Once fully carved, the pipe is fitted with a stem and polished by hand with a finishing compound that smoothes the surfaces. Then the meerschaum is immersed in a boiling mixture of hot beeswax which occasionally is augmented by the addition of animal oils and fats. The pipe may undergo several dippings to insure that the entire area has been completely saturated with this boiling wax mixture, for it is the soaking of beeswax into the meerschaum surface that gives the ability to change color.

The better the saturation and porousness of the meerschaum, the better the pipe will color when it is finally smoked; the nicotine and smoke from the burning tobacco seeps into the pipe, colors the wax and gradually works its way through the walls of the bowl to the outer surfaces. Also, when smoking any meerschaum pipe, the smoker should take care not to handle the meerschaum with their hands. The heat from your hand will cause the beeswax coating to soften, at which time the oils of your skin will mix with the beeswax and animal oil coating the pipe and coloring it with dingy brown fingerprints that never fully disappear even after months of smoking the pipe.

Meerschaum is a mineral and literally translated from German means “Seafoam”. It will not burn out and is considered by pipe smokers as the perfect material for a cool, dry smoke. Because of its natural porous nature, Meerschaums most fascinating characteristic is its process of gradually changing colors from white to a golden deep cherry red or brown. Since each stone is unique unto itself, each pipe will color at various speeds and shades.

Don’t be afraid to hold and handle your Meerschaum pipe. As long as your hands are not excessively greasy or dirty, the finish will not be stained. Also, unlike Briar, which must be dried after each smoke, Meerschaum can be smoked many times a day because of its absorbing qualities. If your pipe becomes soiled or dirty, use cotton or a soft cloth with just a drop of after shave lotion or similar product containing a slight trace of alcohol and gently wipe it clean when the pipe is cool. Never boil or scrape your pipe.

Perhaps one of the most enjoyable and fascinating pipes is the hookah or water pipe.
Invented by the Persians and made popular long before the l600’s, the hookah has been a popular smoking instrument.

Water pipes have been made of everything from copper to coco­nuts. Today, they are usually made of glass, ceramic, acrylic, brass and sometimes bamboo and horn.

When the pipe is puffed, the smoke is drawn down into the water, which acts as a filter.

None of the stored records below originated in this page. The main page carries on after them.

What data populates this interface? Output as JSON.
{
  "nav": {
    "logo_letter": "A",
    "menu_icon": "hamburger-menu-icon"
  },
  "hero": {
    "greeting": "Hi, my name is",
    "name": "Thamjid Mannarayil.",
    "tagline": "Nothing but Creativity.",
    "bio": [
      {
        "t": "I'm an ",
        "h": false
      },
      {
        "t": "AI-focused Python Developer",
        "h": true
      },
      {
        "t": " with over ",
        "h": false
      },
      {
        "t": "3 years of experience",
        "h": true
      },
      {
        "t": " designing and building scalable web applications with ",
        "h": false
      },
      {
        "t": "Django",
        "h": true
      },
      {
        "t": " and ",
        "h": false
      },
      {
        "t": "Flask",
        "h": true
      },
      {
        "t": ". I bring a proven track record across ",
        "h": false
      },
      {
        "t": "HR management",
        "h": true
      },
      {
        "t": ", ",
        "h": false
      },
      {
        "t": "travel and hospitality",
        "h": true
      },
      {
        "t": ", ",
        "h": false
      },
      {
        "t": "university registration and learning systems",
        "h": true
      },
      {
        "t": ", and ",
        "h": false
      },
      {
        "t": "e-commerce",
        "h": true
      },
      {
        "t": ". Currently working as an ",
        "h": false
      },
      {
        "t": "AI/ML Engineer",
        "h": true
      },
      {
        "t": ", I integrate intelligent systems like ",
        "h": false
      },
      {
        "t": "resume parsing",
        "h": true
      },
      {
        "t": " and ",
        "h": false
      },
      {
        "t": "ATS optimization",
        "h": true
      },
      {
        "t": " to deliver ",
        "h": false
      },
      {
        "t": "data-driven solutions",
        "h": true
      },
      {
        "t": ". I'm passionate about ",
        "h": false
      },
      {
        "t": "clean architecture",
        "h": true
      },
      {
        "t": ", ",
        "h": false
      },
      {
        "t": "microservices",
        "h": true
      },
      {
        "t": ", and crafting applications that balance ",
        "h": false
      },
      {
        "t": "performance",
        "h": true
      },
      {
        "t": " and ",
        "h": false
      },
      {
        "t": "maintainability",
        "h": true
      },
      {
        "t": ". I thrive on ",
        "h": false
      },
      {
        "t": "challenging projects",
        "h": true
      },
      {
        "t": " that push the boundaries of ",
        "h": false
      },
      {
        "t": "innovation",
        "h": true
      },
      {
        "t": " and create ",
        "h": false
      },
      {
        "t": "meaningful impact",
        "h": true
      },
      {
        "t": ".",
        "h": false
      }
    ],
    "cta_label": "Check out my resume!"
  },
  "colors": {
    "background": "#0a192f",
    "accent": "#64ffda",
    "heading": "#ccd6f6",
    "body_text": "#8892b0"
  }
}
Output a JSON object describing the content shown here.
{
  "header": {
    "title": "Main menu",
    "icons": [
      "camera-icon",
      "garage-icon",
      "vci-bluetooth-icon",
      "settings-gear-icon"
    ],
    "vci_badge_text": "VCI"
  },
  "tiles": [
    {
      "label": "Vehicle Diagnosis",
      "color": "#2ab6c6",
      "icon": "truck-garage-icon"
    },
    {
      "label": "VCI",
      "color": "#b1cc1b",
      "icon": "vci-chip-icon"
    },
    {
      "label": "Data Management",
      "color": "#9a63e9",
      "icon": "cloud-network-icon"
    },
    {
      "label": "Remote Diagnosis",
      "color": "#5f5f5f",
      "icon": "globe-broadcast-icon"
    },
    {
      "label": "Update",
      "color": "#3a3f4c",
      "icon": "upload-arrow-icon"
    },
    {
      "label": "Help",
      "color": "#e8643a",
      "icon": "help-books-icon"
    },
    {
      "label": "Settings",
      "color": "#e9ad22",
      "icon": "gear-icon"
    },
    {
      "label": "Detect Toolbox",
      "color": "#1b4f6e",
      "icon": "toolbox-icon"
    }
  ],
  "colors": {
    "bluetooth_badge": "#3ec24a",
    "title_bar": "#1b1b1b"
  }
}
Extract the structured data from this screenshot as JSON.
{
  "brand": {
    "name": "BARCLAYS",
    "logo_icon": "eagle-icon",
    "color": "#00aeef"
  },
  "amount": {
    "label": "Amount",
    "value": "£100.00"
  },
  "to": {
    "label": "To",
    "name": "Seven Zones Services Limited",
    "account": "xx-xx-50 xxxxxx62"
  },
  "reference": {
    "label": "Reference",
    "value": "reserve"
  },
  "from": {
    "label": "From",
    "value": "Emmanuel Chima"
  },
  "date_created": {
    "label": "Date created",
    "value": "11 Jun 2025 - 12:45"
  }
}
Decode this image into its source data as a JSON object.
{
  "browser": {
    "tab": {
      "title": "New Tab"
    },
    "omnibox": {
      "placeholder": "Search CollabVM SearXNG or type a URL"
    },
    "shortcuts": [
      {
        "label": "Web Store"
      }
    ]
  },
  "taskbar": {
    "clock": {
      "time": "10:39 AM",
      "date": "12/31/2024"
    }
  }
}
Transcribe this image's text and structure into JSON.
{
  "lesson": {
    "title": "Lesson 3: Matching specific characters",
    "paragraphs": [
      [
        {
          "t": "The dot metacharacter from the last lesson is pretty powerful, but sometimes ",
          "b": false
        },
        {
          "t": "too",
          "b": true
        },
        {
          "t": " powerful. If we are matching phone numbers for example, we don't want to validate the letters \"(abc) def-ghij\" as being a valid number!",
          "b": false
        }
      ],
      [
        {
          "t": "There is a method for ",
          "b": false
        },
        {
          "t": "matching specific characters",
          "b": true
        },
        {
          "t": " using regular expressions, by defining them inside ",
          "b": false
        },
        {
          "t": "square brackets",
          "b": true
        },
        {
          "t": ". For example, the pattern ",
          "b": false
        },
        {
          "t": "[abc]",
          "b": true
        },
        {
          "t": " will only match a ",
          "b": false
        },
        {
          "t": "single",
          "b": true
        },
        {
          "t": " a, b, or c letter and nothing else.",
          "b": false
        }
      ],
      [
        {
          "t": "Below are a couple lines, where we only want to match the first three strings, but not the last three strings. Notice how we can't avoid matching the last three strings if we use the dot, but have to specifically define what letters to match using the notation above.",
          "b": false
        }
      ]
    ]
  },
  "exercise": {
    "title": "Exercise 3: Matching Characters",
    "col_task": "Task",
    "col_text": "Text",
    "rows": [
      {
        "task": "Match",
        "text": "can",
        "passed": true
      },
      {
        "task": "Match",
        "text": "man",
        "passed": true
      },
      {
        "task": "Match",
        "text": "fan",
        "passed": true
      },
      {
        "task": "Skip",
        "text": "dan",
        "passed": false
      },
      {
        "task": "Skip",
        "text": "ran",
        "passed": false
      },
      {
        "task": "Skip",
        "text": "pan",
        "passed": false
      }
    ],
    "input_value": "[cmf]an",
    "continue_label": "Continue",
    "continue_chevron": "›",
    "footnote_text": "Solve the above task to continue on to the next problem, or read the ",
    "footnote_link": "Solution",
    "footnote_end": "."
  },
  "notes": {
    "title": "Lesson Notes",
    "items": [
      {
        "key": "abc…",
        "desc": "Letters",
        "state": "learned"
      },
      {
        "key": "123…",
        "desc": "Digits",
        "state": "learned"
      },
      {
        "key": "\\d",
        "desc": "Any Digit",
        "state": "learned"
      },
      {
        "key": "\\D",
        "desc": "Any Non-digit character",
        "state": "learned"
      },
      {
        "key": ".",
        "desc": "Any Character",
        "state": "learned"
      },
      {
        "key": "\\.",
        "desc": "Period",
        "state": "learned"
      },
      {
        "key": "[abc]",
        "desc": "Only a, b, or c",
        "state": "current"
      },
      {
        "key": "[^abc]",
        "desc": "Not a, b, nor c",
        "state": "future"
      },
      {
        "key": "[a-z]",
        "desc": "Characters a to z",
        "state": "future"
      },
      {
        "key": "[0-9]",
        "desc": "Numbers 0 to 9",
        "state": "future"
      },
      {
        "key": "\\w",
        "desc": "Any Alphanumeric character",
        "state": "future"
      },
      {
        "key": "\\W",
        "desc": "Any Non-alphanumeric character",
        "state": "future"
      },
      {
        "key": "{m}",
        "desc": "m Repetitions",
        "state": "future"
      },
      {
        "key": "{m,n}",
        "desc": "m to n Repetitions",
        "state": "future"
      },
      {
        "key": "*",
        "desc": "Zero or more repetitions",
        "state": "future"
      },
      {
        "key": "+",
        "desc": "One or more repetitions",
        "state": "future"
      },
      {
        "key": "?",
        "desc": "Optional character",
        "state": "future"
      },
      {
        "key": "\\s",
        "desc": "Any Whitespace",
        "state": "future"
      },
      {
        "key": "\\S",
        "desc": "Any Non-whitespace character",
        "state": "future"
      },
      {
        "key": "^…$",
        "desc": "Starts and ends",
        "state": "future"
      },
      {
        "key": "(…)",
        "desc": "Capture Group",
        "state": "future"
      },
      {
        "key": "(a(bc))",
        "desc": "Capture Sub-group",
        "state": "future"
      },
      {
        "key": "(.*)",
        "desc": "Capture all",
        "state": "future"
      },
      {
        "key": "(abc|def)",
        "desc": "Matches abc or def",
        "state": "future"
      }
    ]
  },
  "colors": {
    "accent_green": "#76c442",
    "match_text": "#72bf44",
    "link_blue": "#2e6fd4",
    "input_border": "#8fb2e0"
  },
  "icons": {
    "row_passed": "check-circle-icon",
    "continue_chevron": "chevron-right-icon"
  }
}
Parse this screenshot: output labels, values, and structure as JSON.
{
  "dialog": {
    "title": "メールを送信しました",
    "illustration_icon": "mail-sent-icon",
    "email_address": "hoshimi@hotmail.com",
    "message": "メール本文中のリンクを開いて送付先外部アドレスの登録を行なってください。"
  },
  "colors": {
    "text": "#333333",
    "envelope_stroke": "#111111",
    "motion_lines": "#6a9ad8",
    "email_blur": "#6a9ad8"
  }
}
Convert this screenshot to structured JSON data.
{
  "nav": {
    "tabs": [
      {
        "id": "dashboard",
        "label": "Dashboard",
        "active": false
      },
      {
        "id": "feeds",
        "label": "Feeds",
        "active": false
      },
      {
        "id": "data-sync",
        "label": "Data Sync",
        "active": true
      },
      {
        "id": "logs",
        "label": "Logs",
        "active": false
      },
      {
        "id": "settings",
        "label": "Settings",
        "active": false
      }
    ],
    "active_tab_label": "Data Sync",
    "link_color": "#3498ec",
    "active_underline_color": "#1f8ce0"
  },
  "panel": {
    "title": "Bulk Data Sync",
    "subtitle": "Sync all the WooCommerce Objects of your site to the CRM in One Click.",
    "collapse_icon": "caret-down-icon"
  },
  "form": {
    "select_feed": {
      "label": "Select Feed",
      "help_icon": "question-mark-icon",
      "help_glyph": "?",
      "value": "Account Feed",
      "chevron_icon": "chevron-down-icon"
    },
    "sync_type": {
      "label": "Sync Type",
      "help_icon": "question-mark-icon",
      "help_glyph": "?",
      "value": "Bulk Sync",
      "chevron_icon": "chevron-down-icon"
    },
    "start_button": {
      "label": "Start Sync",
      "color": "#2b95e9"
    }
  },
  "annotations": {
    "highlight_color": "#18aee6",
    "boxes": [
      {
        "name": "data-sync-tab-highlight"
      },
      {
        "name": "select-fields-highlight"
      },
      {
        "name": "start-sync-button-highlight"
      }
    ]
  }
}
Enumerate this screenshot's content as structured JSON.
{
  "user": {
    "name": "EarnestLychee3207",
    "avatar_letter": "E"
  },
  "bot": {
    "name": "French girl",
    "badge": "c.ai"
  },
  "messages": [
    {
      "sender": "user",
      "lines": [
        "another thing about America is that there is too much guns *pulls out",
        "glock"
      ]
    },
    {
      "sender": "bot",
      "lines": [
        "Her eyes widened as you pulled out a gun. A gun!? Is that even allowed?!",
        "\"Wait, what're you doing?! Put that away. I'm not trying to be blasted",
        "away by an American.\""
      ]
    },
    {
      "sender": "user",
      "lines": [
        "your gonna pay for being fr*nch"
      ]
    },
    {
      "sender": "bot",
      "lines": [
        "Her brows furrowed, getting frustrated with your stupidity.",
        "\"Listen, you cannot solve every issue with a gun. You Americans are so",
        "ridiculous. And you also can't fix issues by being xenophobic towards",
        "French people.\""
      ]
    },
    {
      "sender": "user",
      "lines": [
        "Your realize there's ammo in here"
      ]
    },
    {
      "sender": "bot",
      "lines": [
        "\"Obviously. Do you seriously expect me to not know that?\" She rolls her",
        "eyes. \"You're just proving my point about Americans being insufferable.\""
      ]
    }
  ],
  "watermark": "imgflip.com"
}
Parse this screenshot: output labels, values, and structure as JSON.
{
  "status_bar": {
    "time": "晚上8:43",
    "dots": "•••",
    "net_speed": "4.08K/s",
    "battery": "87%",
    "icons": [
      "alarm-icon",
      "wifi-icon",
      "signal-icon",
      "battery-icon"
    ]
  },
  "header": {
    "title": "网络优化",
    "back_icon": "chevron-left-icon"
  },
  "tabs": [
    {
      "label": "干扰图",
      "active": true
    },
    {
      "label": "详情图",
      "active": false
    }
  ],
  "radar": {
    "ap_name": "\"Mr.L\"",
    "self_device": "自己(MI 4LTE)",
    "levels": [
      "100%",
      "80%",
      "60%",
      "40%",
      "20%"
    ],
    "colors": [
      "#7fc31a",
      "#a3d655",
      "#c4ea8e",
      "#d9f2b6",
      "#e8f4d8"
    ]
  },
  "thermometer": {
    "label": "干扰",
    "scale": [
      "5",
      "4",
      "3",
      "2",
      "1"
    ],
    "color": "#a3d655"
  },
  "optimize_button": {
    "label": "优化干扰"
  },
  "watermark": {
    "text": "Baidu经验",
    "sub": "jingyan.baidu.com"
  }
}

The cool, cleansed smoke then bubbles to the surface where it is drawn out through the mouthpiece. Sometimes, “flavoring agents”, such as brandy or wine, are used instead of water. The hookah or water pipe is a unique and pleasant method of obtaining one of the “purest smokes” possible.
The clay pipe probably originated in the British Isles. They were rather plain with small bowls at first but as their popularity grew so did the pipe. The bowls became taller with various designs sometimes carved into them. The stems also became longer and the Churchwarden, whose stem was 14 to 16 inches long, was invented so one could rest their hand on the arm of the chair while puffing away. Many long stemmed clays were community property of English ale houses. The patron would use the pipe while drinking at the tavern and snap the end off so the next user would begin with a ?clean tip?.

The clay remained unchallenged as the most popular smoking instrument for the first 250 years of pipe history. They are still being manufactured and literally millions are sold each year to smokers and collectors.

The Calabash is a South African gourd which has been artificially shaped during the growing process to give it a gracefully hooked neck. After harvesting, the gourd is trimmed at both ends, hollowed out and dried. It is then polished, waxed and fitted with a meer­schaum bowl. The air chamber of the inner gourd provides an excellent cooling system. The calabash was the type of pipe Sherlock Holmes enjoyed.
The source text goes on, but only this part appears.